To say defence is Northland's Achilles heel this Mitre 10 Cup campaign is an understatement. It's becoming septic and the sobering news is Waikato lie in wait in the semifinals this weekend.
Shorn of some key players, the Taniwha gave it their all bar their heart and soul in defence to narrowly lose 38-35 to Bay of Plenty in Tauranga during the last round-robin match on Saturday.
Northland missed 19 tackles to Bay of Plenty's just two in the first spell and the hosts were four tries up after 28 minutes to secure a first half bonus point.
Time in opposition 22 was six to one in favour of the Steamers in the opening half.
Let's be clear on that— those stats weighed heavily against Northland and they still came within a whisker of winning.
Perhaps that's the saddest thing of all to contemplate.
What does that say about them? Well, it means the pressure Northland coaches were under to get aspects of the team's game, and defence in particular, right has now doubled.
That those who sat out the game on Saturday will likely return for the knockout match at FMG Stadium in Hamilton matters not a jot because they have been just as guilty in the past of falling off far too many one-on-one tackles.
There has to be more to come. Even if it is now the wild optimism of the deluded, there has to be more to come.
Despite having the breeze in their favour last weekend, Northland opted to run the ball rather than play a territorial game and found themselves pinned in their own half for most of the opening half.
Their lineout went awry whenever they were hoping for some go-forward ball.
Their defence didn't hold firm when the hosts indulged in a little of the unexpected and their basics of pass and catch were only good up to a point.
The Steamers, not one of the heavyweights of this competition, were at least good enough to capitalise on the chaos faced.
Northland wing Scott Gregory booting the ball 105 metres over the deadball line from a defensive scrum suggests the absence of a no-nonsense, clear-headed, bold character that ensured they played with obvious conviction and direction.
With a booming right boot, first five Jack Debreczeni should have been the first receiver off the back of the scrum to hoof the ball into touch in opposition territory.
If the tactic to use Gregory was a ploy to confuse Bay of Plenty, it failed badly because the Taniwha effectively gifted the Steamers their first try to prop James Lay off an attacking scrum.

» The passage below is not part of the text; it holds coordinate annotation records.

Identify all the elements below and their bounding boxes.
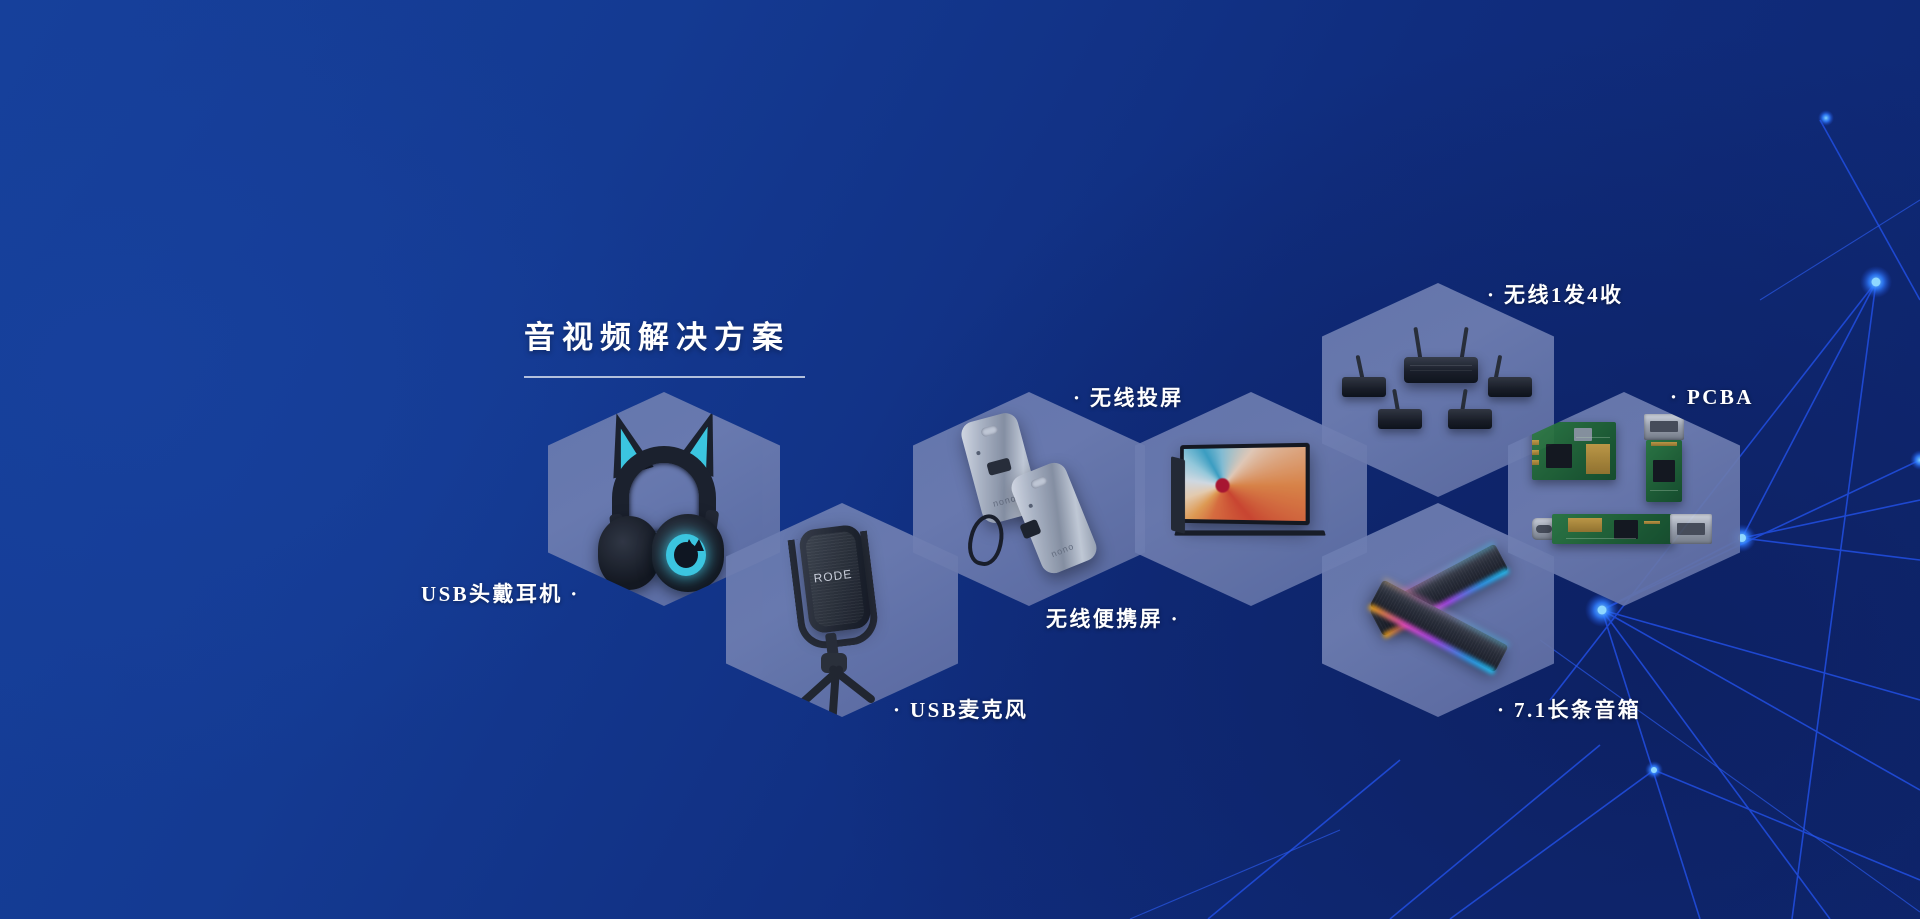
transmitter-base-icon	[1404, 357, 1478, 383]
pcb-main-chip-icon	[1653, 460, 1675, 482]
wireless-dongle-b-icon: nono	[1008, 459, 1101, 577]
usb-c-slot-icon	[1536, 525, 1552, 533]
dongle-port-icon	[1019, 519, 1041, 540]
headphone-earcup-left-icon	[598, 516, 660, 590]
pcb-antenna-trace-icon	[1586, 444, 1610, 474]
pcb-main-chip-icon	[1614, 520, 1638, 539]
monitor-stand-icon	[1174, 530, 1326, 535]
pcb-adapter-board-icon	[1552, 514, 1674, 544]
receiver-antenna-2-icon	[1494, 355, 1503, 379]
pcb-silkscreen-icon	[1650, 490, 1678, 491]
pcb-finger-row-icon	[1644, 521, 1660, 524]
receiver-1-icon	[1342, 377, 1386, 397]
dongle-button-icon	[980, 424, 999, 437]
slide-canvas: 音视频解决方案 USB头戴耳机 ·	[0, 0, 1920, 919]
pcb-shield-can-icon	[1574, 428, 1592, 441]
dongle-port-icon	[986, 457, 1012, 476]
pcb-pad-2-icon	[1532, 450, 1539, 455]
pcb-main-chip-icon	[1546, 444, 1572, 468]
pcb-silkscreen-icon	[1576, 437, 1610, 438]
receiver-antenna-4-icon	[1460, 389, 1467, 411]
label-soundbar: · 7.1长条音箱	[1497, 694, 1641, 724]
page-title-block: 音视频解决方案	[524, 312, 805, 378]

Another prop Jeff Thwaites scored his team's second try shortly after receiving a well-timed pass from hooker Tom Crozier who found a gap around the fringes.
Taniwha halfback Sam Nock's slight movement off the defensive line was exploited by Thwaites.
The Steamers scored their third after 17 phases of play and their fourth after 19-year-old debutant Emoni Narawa fended off Tamati Tua and Gregory on the way to the tryline.
The energy, enthusiasm and workrate of centre Terence Hepetama, flanker Mitch Karpik and lock Kane Le'aupepe for the home side in attack were impressive.
Northland pulled one back through loose forward Aorangi Stokes who managed to play the ball in corner following a run down the right flank by Jordan Hyland.
The Taniwha started the second half strongly and Ropate Rinakama burrowed over after 11 phases of play.
Debreczeni nailed the conversion, his 18th successful kick in succession.
But it didn't take long for Bay of Plenty to hit back.
Wing Fa'asiu Fuatai gathered a chip kick and touched down in the corner.
Northland mounted a late comeback with converted tries to centre Tamati Tua and winger Jordan Hyland but it was too little, too late.
This will the second year in a row that Northland will play in the championship semi final.
Last year, the team lost to Wellington Lions at Westpac Stadium.
Otago will host Hawke's Bay in the other Championship semifinal this weekend.